Anak juga bisa berjalan-jalan atau melatih kekuatan otot dengan bergantungan. Tapi, lakukan ini kalau kereta dalam kondisi tidak penuh ya.

Dalam menaiki transportasi umum, tentu ada peraturan yang harus dipatuhi seperti mengantre saat membeli tiket, mendahulukan yang keluar terlebih dahulu, tidak makan dan minum selama di kereta, tidak mengangkat kaki di tempat duduk, tidak duduk di lantai, dan lain-lain. Kadang, orang tua ingin membuat anak nyaman dengan cara apapun. Tentunya, tetap patuhi peraturan yang berlaku karena itu juga sebagai contoh perilaku positif kepada anak.

Selamat mencoba LRT Palembang 🙂

Menjajal Naik LRT Pertama di Indonesia, Apa Rasanya?

Sejak pindah ke Palembang pada tahun 2011 lalu, rasanya pembangunan kota ini cukup banyak. Tak hanya adanya mall atau tempat makan baru, hotel-hotel juga semakin menjamur. Ya, Palembang kerap kali menjadi lokasi event-event internasional, khususnya di bidang olah raga. Sea Games 2011, Islamic Solidarity Games 2013, dan ASEAN University Games 2014 adalah event olah raga internasional yang pernah dilaksanakan di Palembang, yang memiliki pusat olah raga Jakabaring Sport City (JSC). Pada tahun 2018 ini, Palembang menjadi tuan rumah event besar lainnya yaitu Asian Games 2018.

Walaupun untuk event ini Palembang join dengan Jakarta sebagai tuan rumah, tapi antusias pemerintah daerah untuk menjadi tuan rumah yang baik sangat terasa. Perbaikan dan penambahan venue serta wisma atlet dilakukan di Jakabaring. Sarana transportasi lain pun dibangun oleh pemerintah yaitu Light Rail Transit (LRT).

LRT Palembang (ada juga yang menyebut LRT Sumsel), merupakan LRT Pertama di Indonesia. Ya, sejarah baru tentunya untuk transportasi Indonesia. Walau pada saat pembangunan sebagai warga saya juga pernah berkeluh kesah karena timbulnya efek macet serta jalan-jalan yang tertutup seng jadi tampak tak indah, setelah melihat hasilnya, saya pun tak sabar untuk mencobanya. Oh iya, LRT ini selain menjadi yang pertama di Indonesia juga menjadi LRT pertama di dunia yang melintasi sungai.
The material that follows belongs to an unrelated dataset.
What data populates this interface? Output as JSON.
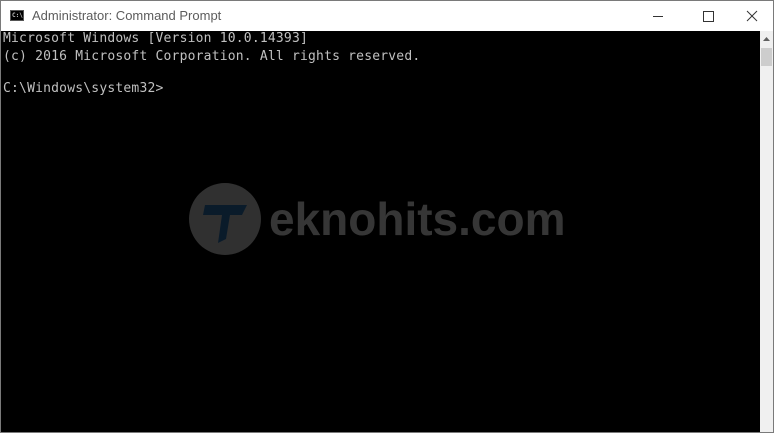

Diresmikan pada 15 Juli 2018 oleh Presiden Joko Widodo, LRT ini secara resmi mulai beroperasi terbatas pada 1 Agustus 2018. Nantinya, pada perhelatan Asian Games mulai 18 Agustus – 2 September 2018, LRT akan lebih difokuskan pada transportasi atlit, baik untuk kedatangan dari bandara sampai ke penginapan di Wisma Atlit JSC maupun untuk transportasi ke venue seperti Stadion Bumi Sriwijaya.

Sejak mulai beroperasi terbatas, banyak masyarakat yang berkeinginan mencoba. Karena saya juga belum mencoba, saya juga termasuk yang penasaran dan antusias untuk mencoba. Dan…..akhirnya, saya pun sukses menjajal LRT pertama di Indonesia beberapa waktu lalu.
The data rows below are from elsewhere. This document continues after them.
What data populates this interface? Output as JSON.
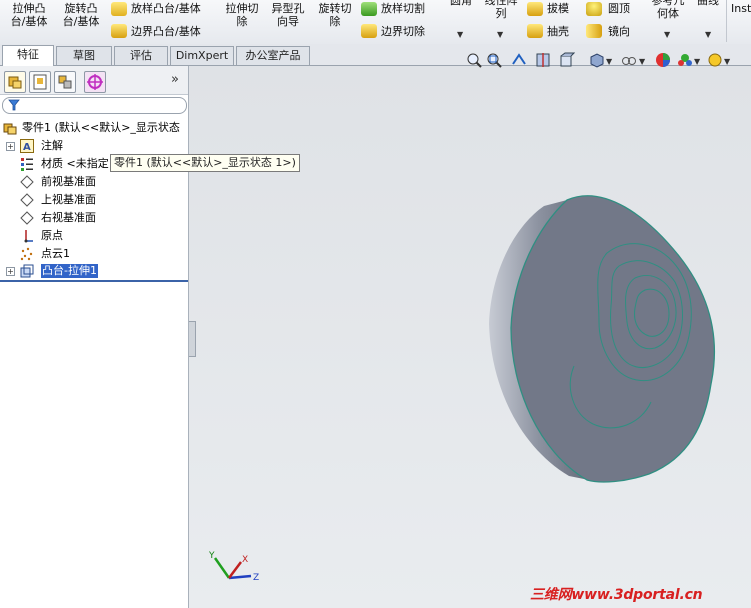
{
  "ribbon": {
    "extrude_boss": "拉伸凸\n台/基体",
    "revolve_boss": "旋转凸\n台/基体",
    "loft_boss": "放样凸台/基体",
    "boundary_boss": "边界凸台/基体",
    "extrude_cut": "拉伸切\n除",
    "hole_wizard": "异型孔\n向导",
    "revolve_cut": "旋转切\n除",
    "loft_cut": "放样切割",
    "boundary_cut": "边界切除",
    "fillet": "圆角",
    "linear_pattern": "线性阵\n列",
    "draft": "拔模",
    "shell": "抽壳",
    "dome": "圆顶",
    "mirror": "镜向",
    "ref_geometry": "参考几\n何体",
    "curves": "曲线",
    "instant3d": "Inst"
  },
  "tabs": [
    "特征",
    "草图",
    "评估",
    "DimXpert",
    "办公室产品"
  ],
  "tree": {
    "root": "零件1   (默认<<默认>_显示状态",
    "annotations": "注解",
    "material": "材质 <未指定",
    "front_plane": "前视基准面",
    "top_plane": "上视基准面",
    "right_plane": "右视基准面",
    "origin": "原点",
    "point_cloud": "点云1",
    "boss_extrude": "凸台-拉伸1",
    "expand_more": "»"
  },
  "tooltip": "零件1  (默认<<默认>_显示状态 1>)",
  "triad": {
    "x": "X",
    "y": "Y",
    "z": "Z"
  },
  "watermark": "三维网www.3dportal.cn",
  "colors": {
    "model_face": "#727888",
    "model_edge": "#2f8f82",
    "selection": "#3264c8"
  }
}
Dari 13 stasiun yang ada, hanya 6 stasiun yang sudah beroperasi dan menjadi tempat pemberhentian LRT, yaitu Stasiun Bandara, Stasiun Bumi Sriwijaya, Stasiun Cinde, Stasiun Ampera, Stasiun Jakabaring, dan Stasiun DJKA / Opi Mall. Karena antusiasme warga yang besar dan saya membawa anak, saya memilih naik dari stasiun paling ujung yang dekat rumah, yaitu Stasiun Bandara. Alasannya, supaya dapat tempat duduk. Untuk jadwal LRT, bisa dilihat di instagram @lrt_palembang

Jika kita ingin naik LRT dari Stasiun Bandara SMB II, kita dapat naik dari dekat area pintu keberangkatan. Ada eskalator yang mengantarkan kita ke Skybridge menuju Stasiun Bandara. Hiasan songket warna-warni hadir di sisi eskalator. Ada pula gerai makanan dan minuman. Eh, tapi di LRT gak boleh makan ya, kita bisa makan di area stasiun. Papan penunjuk juga lengkap. Ornamen gerombolan ikan belida yang terbang menambah semarak isi skybridge.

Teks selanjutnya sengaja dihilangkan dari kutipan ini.